L’une des techniques utilisées par APT19 est Registry Run Key/Startup Folder, qui est une variante de malware http qui établit une présence dans la cible en configurant une clé du registre (Registry Key). L’équipe sécurité prendra connaissance de cette technique et supervisera le Registre pour la présence de cette clé ou de nouvelles clés qui ne sont pas attendues.

 

Maintenant, trouvons le comportement de l’attaquant. Certaines IPs à partir desquelles sont réalisées les attaques sont connues mais bien évidemment elles peuvent changer. Nous nous focaliserons plutôt sur l’établissement des connections SOCKS5, car établir ce type de connexion est un comportement associé à cet attaquant. Traduisons ensuite ce comportement en tactique, il y a environ 12 tactiques à partir desquelles nous pouvons choisir (Reconnaissance, Ressource et développement, Commande et contrôle, Collecte, etc.). Pour la connexion SOCKS5 nous parlons de Commande et contrôle. Pour SOCKS5, la technique est Standard Non-Application Layer Protocol (T1095). Des attaquants peuvent utiliser Non-Application Layer Protocol pour communiquer entre un serveur hôte et un serveur C2 ou entre des hôtes infectés à l’intérieur d’un réseau.

Les équipes sécurité vont mapper les informations d’intelligence collectées et mettront en place les actions nécessaires à l’identification des menaces et leur élimination.

MITRE ATT&CK est une base de connaissances globale de tactiques et techniques basée sur des observations réelles. Cet outil aide les équipes de sécurité à identifier et gérer les TTPs rencontrés. Il définit la manière dont les équipes de sécurité peuvent superviser l’activité des systèmes IT, détecter des comportements anormaux associés à des TTPs connus et l’arrêter avant qu’il ne devienne une attaque complète.

 

Ce que nous avons décrit précédemment est aussi applicable aux vecteurs d’attaque (i.e. ingénierie sociale), pas très facile à changer par les attaquants sans adapter les outils employés.

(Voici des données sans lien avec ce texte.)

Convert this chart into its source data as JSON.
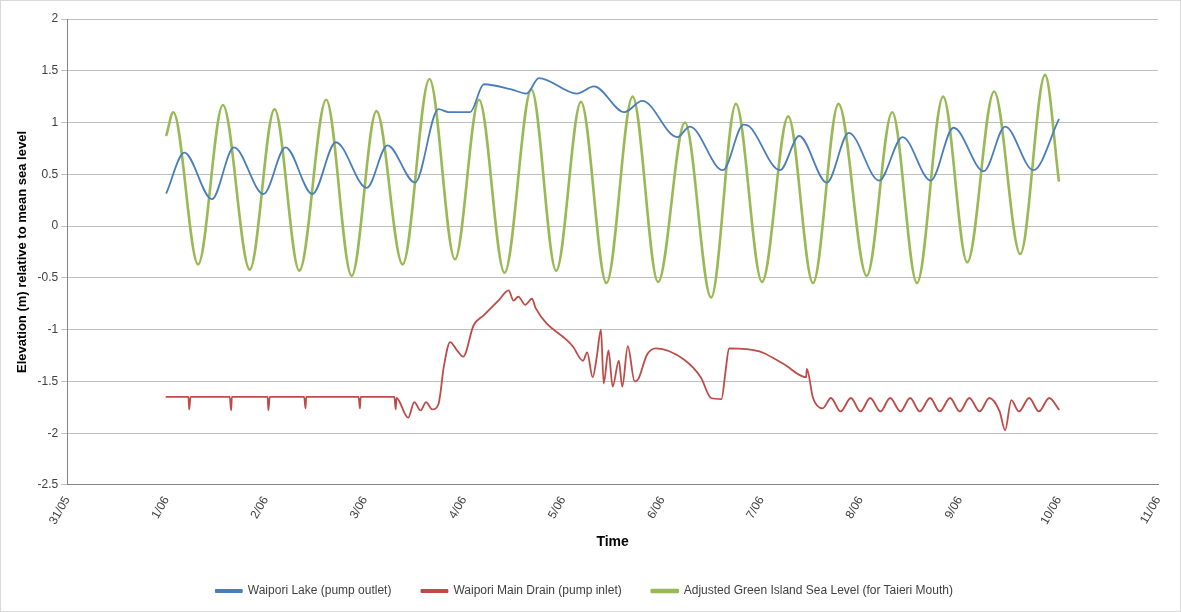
{
  "chart_data": {
    "type": "line",
    "xlabel": "Time",
    "ylabel": "Elevation (m) relative to mean sea level",
    "xlim": [
      "--05-31",
      "--06-11"
    ],
    "xticks": [
      {
        "value": "--05-31",
        "label": "31/05"
      },
      {
        "value": "--06-01",
        "label": "1/06"
      },
      {
        "value": "--06-02",
        "label": "2/06"
      },
      {
        "value": "--06-03",
        "label": "3/06"
      },
      {
        "value": "--06-04",
        "label": "4/06"
      },
      {
        "value": "--06-05",
        "label": "5/06"
      },
      {
        "value": "--06-06",
        "label": "6/06"
      },
      {
        "value": "--06-07",
        "label": "7/06"
      },
      {
        "value": "--06-08",
        "label": "8/06"
      },
      {
        "value": "--06-09",
        "label": "9/06"
      },
      {
        "value": "--06-10",
        "label": "10/06"
      },
      {
        "value": "--06-11",
        "label": "11/06"
      }
    ],
    "ylim": [
      -2.5,
      2
    ],
    "yticks": [
      -2.5,
      -2,
      -1.5,
      -1,
      -0.5,
      0,
      0.5,
      1,
      1.5,
      2
    ],
    "grid": "y",
    "legend": "bottom",
    "marker": "none",
    "line_style": "solid",
    "series": [
      {
        "name": "Waipori Lake (pump outlet)",
        "color": "#4a7ebb",
        "x": [
          "--06-01T00:00",
          "--06-01T04:20",
          "--06-01T11:00",
          "--06-01T16:20",
          "--06-01T23:30",
          "--06-02T04:50",
          "--06-02T11:20",
          "--06-02T17:00",
          "--06-03T00:30",
          "--06-03T05:30",
          "--06-03T12:10",
          "--06-03T17:50",
          "--06-03T20:20",
          "--06-04T01:30",
          "--06-04T04:50",
          "--06-04T11:30",
          "--06-04T15:10",
          "--06-04T18:10",
          "--06-05T03:20",
          "--06-05T07:30",
          "--06-05T14:50",
          "--06-05T19:10",
          "--06-06T03:40",
          "--06-06T06:40",
          "--06-06T14:40",
          "--06-06T19:40",
          "--06-06T21:10",
          "--06-07T04:30",
          "--06-07T09:10",
          "--06-07T15:50",
          "--06-07T21:10",
          "--06-08T04:30",
          "--06-08T10:10",
          "--06-08T17:00",
          "--06-08T22:30",
          "--06-09T05:50",
          "--06-09T11:00",
          "--06-09T17:50",
          "--06-10T00:00"
        ],
        "values": [
          0.32,
          0.71,
          0.26,
          0.76,
          0.31,
          0.76,
          0.31,
          0.81,
          0.37,
          0.78,
          0.42,
          1.13,
          1.1,
          1.1,
          1.37,
          1.32,
          1.28,
          1.43,
          1.28,
          1.35,
          1.1,
          1.21,
          0.86,
          0.96,
          0.54,
          0.98,
          0.96,
          0.54,
          0.87,
          0.42,
          0.9,
          0.44,
          0.86,
          0.44,
          0.95,
          0.53,
          0.96,
          0.54,
          1.03
        ]
      },
      {
        "name": "Waipori Main Drain (pump inlet)",
        "color": "#be4b48",
        "x": [
          "--06-01T00:00",
          "--06-01T05:20",
          "--06-01T05:30",
          "--06-01T05:50",
          "--06-01T15:20",
          "--06-01T15:40",
          "--06-01T15:50",
          "--06-02T00:30",
          "--06-02T00:40",
          "--06-02T01:00",
          "--06-02T09:20",
          "--06-02T09:40",
          "--06-02T09:50",
          "--06-02T22:30",
          "--06-02T22:50",
          "--06-02T23:00",
          "--06-03T07:10",
          "--06-03T07:30",
          "--06-03T07:40",
          "--06-03T10:30",
          "--06-03T12:00",
          "--06-03T13:30",
          "--06-03T14:50",
          "--06-03T16:20",
          "--06-03T17:50",
          "--06-03T19:10",
          "--06-03T20:40",
          "--06-03T22:20",
          "--06-03T23:50",
          "--06-04T02:20",
          "--06-04T04:50",
          "--06-04T08:20",
          "--06-04T10:50",
          "--06-04T12:00",
          "--06-04T13:10",
          "--06-04T14:50",
          "--06-04T16:30",
          "--06-04T17:20",
          "--06-05T02:20",
          "--06-05T04:50",
          "--06-05T05:50",
          "--06-05T07:10",
          "--06-05T08:10",
          "--06-05T09:10",
          "--06-05T09:50",
          "--06-05T11:00",
          "--06-05T12:00",
          "--06-05T13:30",
          "--06-05T14:20",
          "--06-05T15:40",
          "--06-05T17:20",
          "--06-05T18:10",
          "--06-05T20:20",
          "--06-05T22:30",
          "--06-06T05:20",
          "--06-06T09:20",
          "--06-06T11:50",
          "--06-06T14:20",
          "--06-06T15:20",
          "--06-06T16:10",
          "--06-06T23:30",
          "--06-07T05:20",
          "--06-07T10:50",
          "--06-07T11:00",
          "--06-07T12:30",
          "--06-07T14:50",
          "--06-07T16:50",
          "--06-07T19:10",
          "--06-07T21:40",
          "--06-08T00:00",
          "--06-08T02:20",
          "--06-08T04:50",
          "--06-08T07:10",
          "--06-08T09:40",
          "--06-08T12:00",
          "--06-08T14:20",
          "--06-08T16:50",
          "--06-08T19:10",
          "--06-08T21:40",
          "--06-09T00:00",
          "--06-09T02:20",
          "--06-09T04:50",
          "--06-09T07:10",
          "--06-09T09:40",
          "--06-09T11:00",
          "--06-09T12:30",
          "--06-09T14:20",
          "--06-09T16:50",
          "--06-09T19:10",
          "--06-09T21:40",
          "--06-10T00:00"
        ],
        "values": [
          -1.65,
          -1.65,
          -1.77,
          -1.65,
          -1.65,
          -1.78,
          -1.65,
          -1.65,
          -1.78,
          -1.65,
          -1.65,
          -1.76,
          -1.65,
          -1.65,
          -1.76,
          -1.65,
          -1.65,
          -1.77,
          -1.66,
          -1.85,
          -1.7,
          -1.78,
          -1.7,
          -1.77,
          -1.72,
          -1.35,
          -1.12,
          -1.2,
          -1.26,
          -0.96,
          -0.86,
          -0.72,
          -0.62,
          -0.72,
          -0.68,
          -0.76,
          -0.7,
          -0.79,
          -1.16,
          -1.3,
          -1.22,
          -1.46,
          -1.26,
          -1.0,
          -1.52,
          -1.2,
          -1.55,
          -1.3,
          -1.55,
          -1.16,
          -1.5,
          -1.48,
          -1.24,
          -1.18,
          -1.29,
          -1.46,
          -1.66,
          -1.67,
          -1.4,
          -1.18,
          -1.21,
          -1.33,
          -1.46,
          -1.38,
          -1.66,
          -1.76,
          -1.66,
          -1.79,
          -1.66,
          -1.79,
          -1.66,
          -1.79,
          -1.66,
          -1.79,
          -1.66,
          -1.79,
          -1.66,
          -1.79,
          -1.66,
          -1.79,
          -1.66,
          -1.79,
          -1.66,
          -1.79,
          -1.97,
          -1.68,
          -1.79,
          -1.66,
          -1.79,
          -1.66,
          -1.77
        ]
      },
      {
        "name": "Adjusted Green Island Sea Level (for Taieri Mouth)",
        "color": "#98b954",
        "x": [
          "--06-01T00:00",
          "--06-01T01:40",
          "--06-01T07:40",
          "--06-01T13:40",
          "--06-01T20:10",
          "--06-02T02:10",
          "--06-02T08:10",
          "--06-02T14:40",
          "--06-02T20:50",
          "--06-03T02:50",
          "--06-03T09:10",
          "--06-03T15:40",
          "--06-03T21:50",
          "--06-04T03:40",
          "--06-04T09:50",
          "--06-04T16:20",
          "--06-04T22:20",
          "--06-05T04:20",
          "--06-05T10:30",
          "--06-05T16:50",
          "--06-05T23:00",
          "--06-06T05:30",
          "--06-06T11:50",
          "--06-06T17:50",
          "--06-07T00:10",
          "--06-07T06:30",
          "--06-07T12:30",
          "--06-07T18:40",
          "--06-08T01:30",
          "--06-08T07:40",
          "--06-08T13:40",
          "--06-08T20:00",
          "--06-09T01:50",
          "--06-09T08:20",
          "--06-09T14:40",
          "--06-09T20:40",
          "--06-10T00:00"
        ],
        "values": [
          0.88,
          1.1,
          -0.37,
          1.17,
          -0.42,
          1.13,
          -0.43,
          1.22,
          -0.48,
          1.11,
          -0.37,
          1.42,
          -0.32,
          1.22,
          -0.45,
          1.32,
          -0.43,
          1.2,
          -0.55,
          1.25,
          -0.54,
          1.0,
          -0.69,
          1.18,
          -0.54,
          1.06,
          -0.55,
          1.18,
          -0.48,
          1.1,
          -0.55,
          1.25,
          -0.35,
          1.3,
          -0.27,
          1.46,
          0.44
        ]
      }
    ]
  }
}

Les équipes sécurité doivent concentrer leurs défenses sur les éléments qui ne sont pas facilement évolutifs, les IOCs le sont (i.e. des cartes de crédit volées, des IPs, etc.), les TTPs ne le sont pas.

Les Tactiques, Techniques et Procédures fournissent aux équipes sécurité des organisations, des informations sur la manière dont les attaquants opèrent et se déplacent dans nos infrastructures et systèmes. Elles nous donnent les moyens de perturber les maillons de la chaîne d’attaque et de l’arrêter avant qu’elle ne se matérialise.

 

En conclusion, l’introduction de TTPs dans la stratégie de défense des organisations, en collaboration avec des IOCs, permettra de redonner l’initiative aux défenseurs, les TTPs permettent le basculement d’une défense passive à une défense active, d’initiative forçant les attaquants soit à abandonner soit à réaliser des investissements significatifs dans la modification des techniques, tactiques et procédures d’attaque. Cette approche réduit significativement l’exposition à une attaque.